15 de julio de 2014

Escribir como profesión

Para quienes no tuvimos la suerte de nacer en cuna de oro, la vida como escritor no es fácil. Como simples mortales clasemedieros (en el mejor de los casos), también nos sumergimos en la corriente del sistema económico neoliberal para encerrarnos por horas en un trabajo que nos permita sustentar una vida dedicada a la escritura.

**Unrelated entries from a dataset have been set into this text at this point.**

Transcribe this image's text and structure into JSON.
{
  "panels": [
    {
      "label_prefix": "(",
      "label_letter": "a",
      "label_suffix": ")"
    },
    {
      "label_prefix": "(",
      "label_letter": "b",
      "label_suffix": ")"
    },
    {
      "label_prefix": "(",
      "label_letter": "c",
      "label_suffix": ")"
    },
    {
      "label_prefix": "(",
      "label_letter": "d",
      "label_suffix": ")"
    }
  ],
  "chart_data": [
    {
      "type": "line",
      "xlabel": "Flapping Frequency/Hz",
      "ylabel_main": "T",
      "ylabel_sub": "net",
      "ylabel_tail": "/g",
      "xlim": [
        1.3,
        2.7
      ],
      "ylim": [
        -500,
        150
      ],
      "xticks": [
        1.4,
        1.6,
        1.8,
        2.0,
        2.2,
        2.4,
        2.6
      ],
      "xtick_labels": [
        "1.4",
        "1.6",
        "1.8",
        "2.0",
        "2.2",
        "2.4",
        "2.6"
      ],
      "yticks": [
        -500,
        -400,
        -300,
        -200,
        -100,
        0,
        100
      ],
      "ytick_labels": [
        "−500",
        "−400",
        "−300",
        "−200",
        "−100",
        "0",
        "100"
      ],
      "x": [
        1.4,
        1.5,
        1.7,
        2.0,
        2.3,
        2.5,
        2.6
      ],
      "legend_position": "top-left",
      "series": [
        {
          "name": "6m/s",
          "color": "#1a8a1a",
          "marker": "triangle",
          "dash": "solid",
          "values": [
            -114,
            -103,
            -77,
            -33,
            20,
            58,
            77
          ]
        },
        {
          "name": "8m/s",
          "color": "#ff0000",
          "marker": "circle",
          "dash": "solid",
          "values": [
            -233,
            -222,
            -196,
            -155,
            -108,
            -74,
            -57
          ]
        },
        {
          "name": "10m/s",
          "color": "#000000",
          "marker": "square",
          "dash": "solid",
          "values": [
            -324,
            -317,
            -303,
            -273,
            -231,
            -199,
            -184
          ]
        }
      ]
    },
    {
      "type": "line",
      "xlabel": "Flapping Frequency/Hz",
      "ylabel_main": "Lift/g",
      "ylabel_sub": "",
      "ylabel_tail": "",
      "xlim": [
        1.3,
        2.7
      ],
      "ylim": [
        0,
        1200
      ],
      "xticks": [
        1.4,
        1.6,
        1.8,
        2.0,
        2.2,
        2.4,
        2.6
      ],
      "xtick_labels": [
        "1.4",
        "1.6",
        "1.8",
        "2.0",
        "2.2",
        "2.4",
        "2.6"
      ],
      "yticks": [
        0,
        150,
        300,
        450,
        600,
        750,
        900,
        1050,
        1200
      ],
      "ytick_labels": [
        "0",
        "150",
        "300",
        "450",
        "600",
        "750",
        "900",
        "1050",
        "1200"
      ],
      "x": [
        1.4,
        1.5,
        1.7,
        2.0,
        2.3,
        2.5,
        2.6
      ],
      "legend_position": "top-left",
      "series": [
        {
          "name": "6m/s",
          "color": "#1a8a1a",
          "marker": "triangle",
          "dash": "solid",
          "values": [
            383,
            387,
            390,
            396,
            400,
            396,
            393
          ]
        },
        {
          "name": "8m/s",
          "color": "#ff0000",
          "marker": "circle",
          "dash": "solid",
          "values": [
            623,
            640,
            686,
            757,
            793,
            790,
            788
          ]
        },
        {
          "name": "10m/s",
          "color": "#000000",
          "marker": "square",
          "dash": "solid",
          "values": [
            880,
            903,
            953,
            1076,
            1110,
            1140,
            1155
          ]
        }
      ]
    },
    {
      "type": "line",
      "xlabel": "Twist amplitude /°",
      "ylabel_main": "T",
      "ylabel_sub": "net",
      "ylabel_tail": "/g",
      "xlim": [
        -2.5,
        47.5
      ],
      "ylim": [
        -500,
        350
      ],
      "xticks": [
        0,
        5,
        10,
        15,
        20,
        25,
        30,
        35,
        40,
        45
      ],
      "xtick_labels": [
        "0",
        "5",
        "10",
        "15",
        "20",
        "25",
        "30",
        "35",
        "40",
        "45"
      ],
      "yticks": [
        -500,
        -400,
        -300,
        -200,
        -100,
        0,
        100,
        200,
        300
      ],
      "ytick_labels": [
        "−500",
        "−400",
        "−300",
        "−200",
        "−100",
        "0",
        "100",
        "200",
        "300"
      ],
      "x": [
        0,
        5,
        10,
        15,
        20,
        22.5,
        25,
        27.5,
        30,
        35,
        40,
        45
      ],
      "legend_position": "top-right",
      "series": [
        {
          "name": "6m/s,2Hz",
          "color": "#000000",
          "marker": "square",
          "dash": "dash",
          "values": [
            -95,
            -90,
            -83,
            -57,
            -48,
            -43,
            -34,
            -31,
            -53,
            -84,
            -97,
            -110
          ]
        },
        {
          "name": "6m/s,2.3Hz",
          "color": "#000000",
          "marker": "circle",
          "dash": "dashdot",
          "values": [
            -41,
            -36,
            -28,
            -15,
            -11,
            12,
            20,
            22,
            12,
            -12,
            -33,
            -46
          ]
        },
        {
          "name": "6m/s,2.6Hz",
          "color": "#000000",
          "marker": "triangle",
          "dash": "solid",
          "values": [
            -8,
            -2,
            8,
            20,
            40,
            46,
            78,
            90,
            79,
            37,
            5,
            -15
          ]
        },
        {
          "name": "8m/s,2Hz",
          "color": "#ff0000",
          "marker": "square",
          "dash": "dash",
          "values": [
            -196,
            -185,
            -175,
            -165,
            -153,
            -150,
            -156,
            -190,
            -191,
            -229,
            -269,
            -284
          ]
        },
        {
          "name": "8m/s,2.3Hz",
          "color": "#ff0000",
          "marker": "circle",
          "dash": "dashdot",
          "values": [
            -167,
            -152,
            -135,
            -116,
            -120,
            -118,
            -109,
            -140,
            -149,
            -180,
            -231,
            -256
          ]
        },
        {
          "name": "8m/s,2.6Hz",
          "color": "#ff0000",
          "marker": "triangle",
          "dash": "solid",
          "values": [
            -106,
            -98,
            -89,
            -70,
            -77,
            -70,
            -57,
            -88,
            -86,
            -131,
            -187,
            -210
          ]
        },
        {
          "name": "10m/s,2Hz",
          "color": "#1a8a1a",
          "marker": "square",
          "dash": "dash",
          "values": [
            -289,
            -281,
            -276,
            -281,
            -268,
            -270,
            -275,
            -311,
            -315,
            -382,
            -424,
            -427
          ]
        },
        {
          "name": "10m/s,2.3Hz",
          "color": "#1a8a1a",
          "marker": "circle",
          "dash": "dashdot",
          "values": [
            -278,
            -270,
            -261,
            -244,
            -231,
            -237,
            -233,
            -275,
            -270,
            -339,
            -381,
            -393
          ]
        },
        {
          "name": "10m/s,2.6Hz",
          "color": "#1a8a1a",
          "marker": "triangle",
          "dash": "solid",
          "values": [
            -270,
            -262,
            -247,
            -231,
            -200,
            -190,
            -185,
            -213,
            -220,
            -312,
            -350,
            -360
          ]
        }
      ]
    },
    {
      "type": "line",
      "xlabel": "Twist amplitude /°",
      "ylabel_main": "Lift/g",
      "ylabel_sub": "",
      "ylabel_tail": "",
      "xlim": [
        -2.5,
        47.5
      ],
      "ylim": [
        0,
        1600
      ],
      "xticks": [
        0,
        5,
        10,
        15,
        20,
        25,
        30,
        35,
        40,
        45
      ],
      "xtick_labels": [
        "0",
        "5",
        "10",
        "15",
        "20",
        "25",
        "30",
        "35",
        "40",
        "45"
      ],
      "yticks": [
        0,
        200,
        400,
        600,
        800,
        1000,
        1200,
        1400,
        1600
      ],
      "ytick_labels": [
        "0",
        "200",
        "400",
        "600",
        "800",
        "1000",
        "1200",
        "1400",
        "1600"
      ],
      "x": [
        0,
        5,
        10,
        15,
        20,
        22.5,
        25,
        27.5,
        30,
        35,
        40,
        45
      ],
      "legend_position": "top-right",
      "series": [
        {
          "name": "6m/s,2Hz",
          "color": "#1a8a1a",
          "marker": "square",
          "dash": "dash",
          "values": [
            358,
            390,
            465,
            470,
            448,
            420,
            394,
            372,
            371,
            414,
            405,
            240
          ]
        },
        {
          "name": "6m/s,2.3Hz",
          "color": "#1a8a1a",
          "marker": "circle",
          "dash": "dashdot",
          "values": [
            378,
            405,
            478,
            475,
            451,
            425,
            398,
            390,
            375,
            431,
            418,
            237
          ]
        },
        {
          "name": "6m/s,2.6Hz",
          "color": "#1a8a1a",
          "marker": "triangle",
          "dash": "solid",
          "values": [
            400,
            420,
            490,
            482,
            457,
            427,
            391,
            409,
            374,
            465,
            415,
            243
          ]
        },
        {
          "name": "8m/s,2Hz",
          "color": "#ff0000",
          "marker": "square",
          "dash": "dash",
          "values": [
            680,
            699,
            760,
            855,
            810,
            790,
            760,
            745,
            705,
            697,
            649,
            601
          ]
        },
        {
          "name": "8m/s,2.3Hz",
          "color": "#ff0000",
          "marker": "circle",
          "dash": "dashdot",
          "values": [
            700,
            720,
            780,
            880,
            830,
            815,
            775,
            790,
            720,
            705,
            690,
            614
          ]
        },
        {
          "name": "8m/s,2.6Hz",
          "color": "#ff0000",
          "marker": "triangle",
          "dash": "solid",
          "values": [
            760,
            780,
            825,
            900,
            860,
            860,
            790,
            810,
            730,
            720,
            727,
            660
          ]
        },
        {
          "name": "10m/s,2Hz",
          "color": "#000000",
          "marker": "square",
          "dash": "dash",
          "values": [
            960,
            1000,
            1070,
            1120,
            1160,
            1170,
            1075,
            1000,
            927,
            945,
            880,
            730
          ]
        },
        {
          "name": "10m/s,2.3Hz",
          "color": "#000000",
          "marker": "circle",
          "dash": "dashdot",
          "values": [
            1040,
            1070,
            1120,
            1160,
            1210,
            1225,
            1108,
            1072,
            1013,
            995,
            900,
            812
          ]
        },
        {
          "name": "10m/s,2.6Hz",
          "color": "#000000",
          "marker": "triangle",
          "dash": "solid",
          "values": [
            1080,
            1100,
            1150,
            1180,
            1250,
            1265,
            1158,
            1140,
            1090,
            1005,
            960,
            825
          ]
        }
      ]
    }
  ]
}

Los lectores a menudo tienden a idealizar la actividad del escritor. Tal vez sí hay quienes nos despertamos a las 6 o 7 de la mañana y seguimos una rutina puntual cada día. Sin embargo, hay tantas cosas que quedan al margen que con frecuencia se desvirtúa la labor del escritor.
En mi caso, como muchos otros, tuve la mala (o buena, según la perspectiva) suerte de caer en la profesión periodística, una actividad que demanda mucha atención, tiempo y esfuerzo, sumados al estrés que acompaña a esta labor.
Tal vez no sea el oficio adecuado para alguien que necesita escaparse del mundo por un momento para ver la realidad desde otra perspectiva. El periodismo te exige estar ahí, disponible las 24 horas del día, siempre al pendiente de las notificaciones en el teléfono, las llamadas “inoportunas”, la corrección de notas y artículos en ocasiones tan indescifrables como la tipografía que utilizan y otros tantos detalles que hacen de esta profesión algo “hermoso”.
Vivir a la sombra del periodismo, si se piensa como escritor, también tiene sus ventajas. Aprendes a detectar errores con mayor rapidez, además de tomar un ritmo para cada cosa, aprovechando cada segundo del día porque ese instante puede marcar la diferencia entre recibir una noticia a tiempo o ya muy tarde.
Llevo ya siete años atado a este ritmo que ofrece el periodismo. En todo este tiempo he aprendido mil y un cosas, desde analizar todo tipo de discursos hasta crearme una disciplina para escribir y revisar. Es un proceso que a menudo pasa desapercibido para los lectores. Ellos tienen el producto final ante sus ojos: un libro que le ofrece diversas experiencias (gratas o no) y le permite abrir su mente a otras posibilidades.
No obstante, hay muchas historias detrás de cada libro, desde el manuscrito perdido, la corrección de “errores”, los cambios de último momento cuando la edición final está a punto de ser enviada a imprenta, las tazas de café o los tarros de licor suficientes para concluir ese párrafo crucial o el cierre de un poema, las noches en vela para continuar “una cuartilla más” o quizás las doscientas treinta y cuatro horas extras para completar el siguiente pago a la editorial y que nuestro libro por fin pueda ver los ojos del lector...
No digo que los escritores de clase media alta no pasen por dichas tribulaciones, pero gozan de ciertas ventajas que otros no tenemos y, sin embargo, por algo se empieza. El autor no vive de regalías a menos que sea J. K. Rowling. Los premios literarios tampoco llegan con el correo de la mañana un día sí y el otro también. ¿Qué opciones quedan, pues?
En mi caso, que no tengo paciencia para gestionar recursos en instituciones o editoriales, me he dedicado a trabajar para ver mi escritura plasmada en un libro impreso. Quisiera decir que el proceso termina ahí, pero el libro como mero objeto no es suficiente: aún falta que ese libro llegue a manos de un lector y para eso uno debe empatar el trabajo con la difusión del material propio.
Cuando entré por primera vez a la oficina de Texere Editores (una oficina que te dejaba sin aliento por la escalinata para llegar ahí), desconocía el proceso después de imprimir un libro. Eso fue en julio del 2011. Desde entonces, la editorial ha crecido bastante y en este tiempo también he sido testigo del compromiso que tiene el personal con sus autores para apoyarlos en esta tarea de difusión.

Quienes debemos trabajar para ver nuestros libros impresos, este detalle es un plus que enamora.